Nonetheless your problem is solved, wanted to show you a small inefficiency in your code. When you created your RandomShuffleQueue you specified capacity=2**20. In all the queues capacity:

The upper bound on the number of elements that may be stored in this queue.

The queue will try to put as many elements as possible in the queue till it will hit this limit. All these elements are eating your RAM. If each element consists of only 1byte, your queue will eat 1Mb of your data. If you will have 10Kb images in your queue you will eat 10Gb of RAM.
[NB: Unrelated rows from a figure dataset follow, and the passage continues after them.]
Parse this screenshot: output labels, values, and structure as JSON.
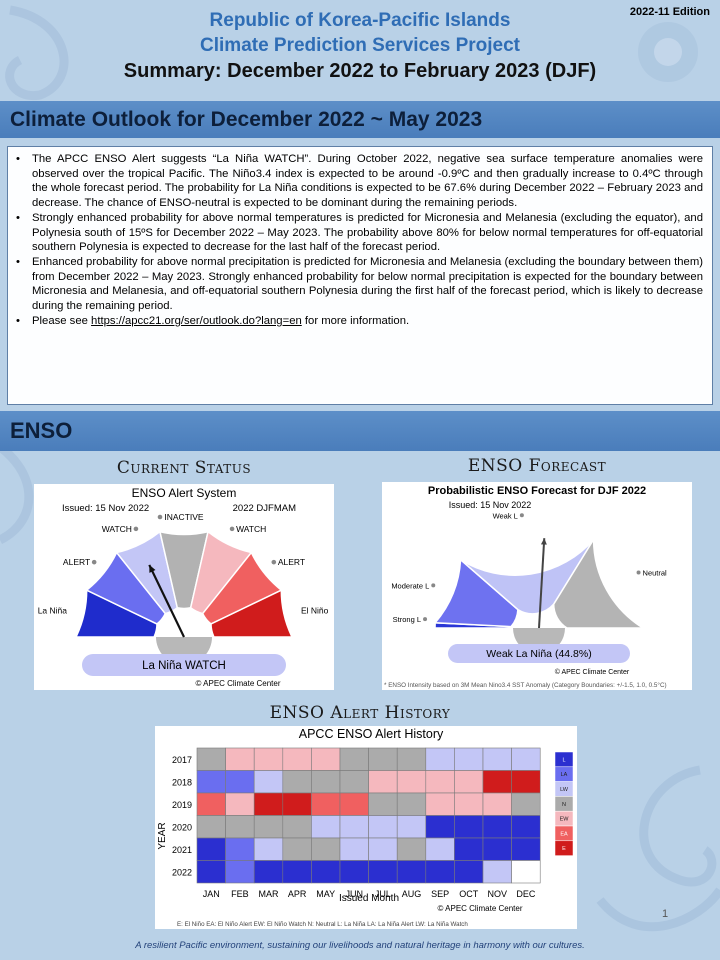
{
  "edition": "2022-11 Edition",
  "header": {
    "line1": "Republic of Korea-Pacific Islands",
    "line2": "Climate Prediction Services Project",
    "line3": "Summary: December 2022 to February 2023 (DJF)"
  },
  "outlook": {
    "title": "Climate Outlook for December 2022 ~ May 2023",
    "bullets": [
      "The APCC ENSO Alert suggests “La Niña WATCH”. During October 2022, negative sea surface temperature anomalies were observed over the tropical Pacific. The Niño3.4 index is expected to be around -0.9ºC and then gradually increase to 0.4ºC through the whole forecast period. The probability for La Niña conditions is expected to be 67.6% during December 2022 – February 2023 and decrease. The chance of ENSO-neutral is expected to be dominant during the remaining periods.",
      "Strongly enhanced probability for above normal temperatures is predicted for Micronesia and Melanesia (excluding the equator), and Polynesia south of 15ºS for December 2022 – May 2023. The probability above 80% for below normal temperatures for off-equatorial southern Polynesia is expected to decrease for the last half of the forecast period.",
      "Enhanced probability for above normal precipitation is predicted for Micronesia and Melanesia (excluding the boundary between them) from December 2022 – May 2023. Strongly enhanced probability for below normal precipitation is expected for the boundary between Micronesia and Melanesia, and off-equatorial southern Polynesia during the first half of the forecast period, which is likely to decrease during the remaining period."
    ],
    "see_prefix": "Please see ",
    "link": "https://apcc21.org/ser/outlook.do?lang=en",
    "see_suffix": "  for more information."
  },
  "enso": {
    "section_title": "ENSO",
    "current_status": {
      "heading": "Current Status",
      "chart_title": "ENSO Alert System",
      "issued": "Issued: 15 Nov 2022",
      "period": "2022 DJFMAM",
      "labels": [
        "La Niña",
        "ALERT",
        "WATCH",
        "INACTIVE",
        "WATCH",
        "ALERT",
        "El Niño"
      ],
      "colors": [
        "#1f2ccc",
        "#6a6ef0",
        "#c3c6f6",
        "#b2b2b2",
        "#f5b8be",
        "#f06060",
        "#d01c1c"
      ],
      "status": "La Niña WATCH",
      "credit": "© APEC Climate Center"
    },
    "forecast": {
      "heading": "ENSO Forecast",
      "chart_title": "Probabilistic ENSO Forecast for DJF 2022",
      "issued": "Issued: 15 Nov 2022",
      "labels": [
        "Strong L",
        "Moderate L",
        "Weak L",
        "Neutral"
      ],
      "probabilities": [
        1.6,
        21.2,
        44.8,
        32.4
      ],
      "colors": [
        "#2a36d6",
        "#6e72f0",
        "#bfc3f6",
        "#b4b4b4"
      ],
      "result": "Weak La Niña (44.8%)",
      "credit": "© APEC Climate Center",
      "note": "* ENSO Intensity based on 3M Mean Nino3.4 SST Anomaly (Category Boundaries: +/-1.5, 1.0, 0.5°C)"
    },
    "history": {
      "heading": "ENSO Alert History",
      "chart_title": "APCC ENSO Alert History",
      "ylabel": "YEAR",
      "xlabel": "Issued Month",
      "credit": "© APEC Climate Center",
      "legend_note": "E: El Niño    EA: El Niño Alert    EW: El Niño Watch    N: Neutral    L: La Niña    LA: La Niña Alert    LW: La Niña Watch"
    }
  },
  "chart_data": {
    "type": "heatmap",
    "title": "APCC ENSO Alert History",
    "xlabel": "Issued Month",
    "ylabel": "YEAR",
    "x": [
      "JAN",
      "FEB",
      "MAR",
      "APR",
      "MAY",
      "JUN",
      "JUL",
      "AUG",
      "SEP",
      "OCT",
      "NOV",
      "DEC"
    ],
    "y": [
      "2017",
      "2018",
      "2019",
      "2020",
      "2021",
      "2022"
    ],
    "categories": [
      "L",
      "LA",
      "LW",
      "N",
      "EW",
      "EA",
      "E"
    ],
    "category_colors": {
      "L": "#2b2fd0",
      "LA": "#6a6ef0",
      "LW": "#c3c6f6",
      "N": "#ababab",
      "EW": "#f5b8be",
      "EA": "#f06060",
      "E": "#d01c1c",
      "": "#ffffff"
    },
    "values": [
      [
        "N",
        "EW",
        "EW",
        "EW",
        "EW",
        "N",
        "N",
        "N",
        "LW",
        "LW",
        "LW",
        "LW"
      ],
      [
        "LA",
        "LA",
        "LW",
        "N",
        "N",
        "N",
        "EW",
        "EW",
        "EW",
        "EW",
        "E",
        "E"
      ],
      [
        "EA",
        "EW",
        "E",
        "E",
        "EA",
        "EA",
        "N",
        "N",
        "EW",
        "EW",
        "EW",
        "N"
      ],
      [
        "N",
        "N",
        "N",
        "N",
        "LW",
        "LW",
        "LW",
        "LW",
        "L",
        "L",
        "L",
        "L"
      ],
      [
        "L",
        "LA",
        "LW",
        "N",
        "N",
        "LW",
        "LW",
        "N",
        "LW",
        "L",
        "L",
        "L"
      ],
      [
        "L",
        "LA",
        "L",
        "L",
        "L",
        "L",
        "L",
        "L",
        "L",
        "L",
        "LW",
        ""
      ]
    ],
    "legend_placement": "right"
  },
  "footer": {
    "tagline": "A resilient Pacific environment, sustaining our livelihoods and natural heritage in harmony with our cultures.",
    "page": "1"
  }
}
This is very wasteful, especially because you never need so many elements in the queue. All you need to make sure is that your queue is never empty. So find a reasonable capacity of the queue and do not use huge numbers.

Upvotes: 0

Thibaut Loiseleur
Thibaut Loiseleur

Reputation: 824

My mistake, everything worked fine. I was misled because I estimated at each step of the algorithm my performance on different batches and also because my model was too complicated for a dummy one (I should had something like y=W*x or y=x+b). Then, when I tried to print in the console, I exucuted several times sess.run on different variables and got obviously non-consistent results.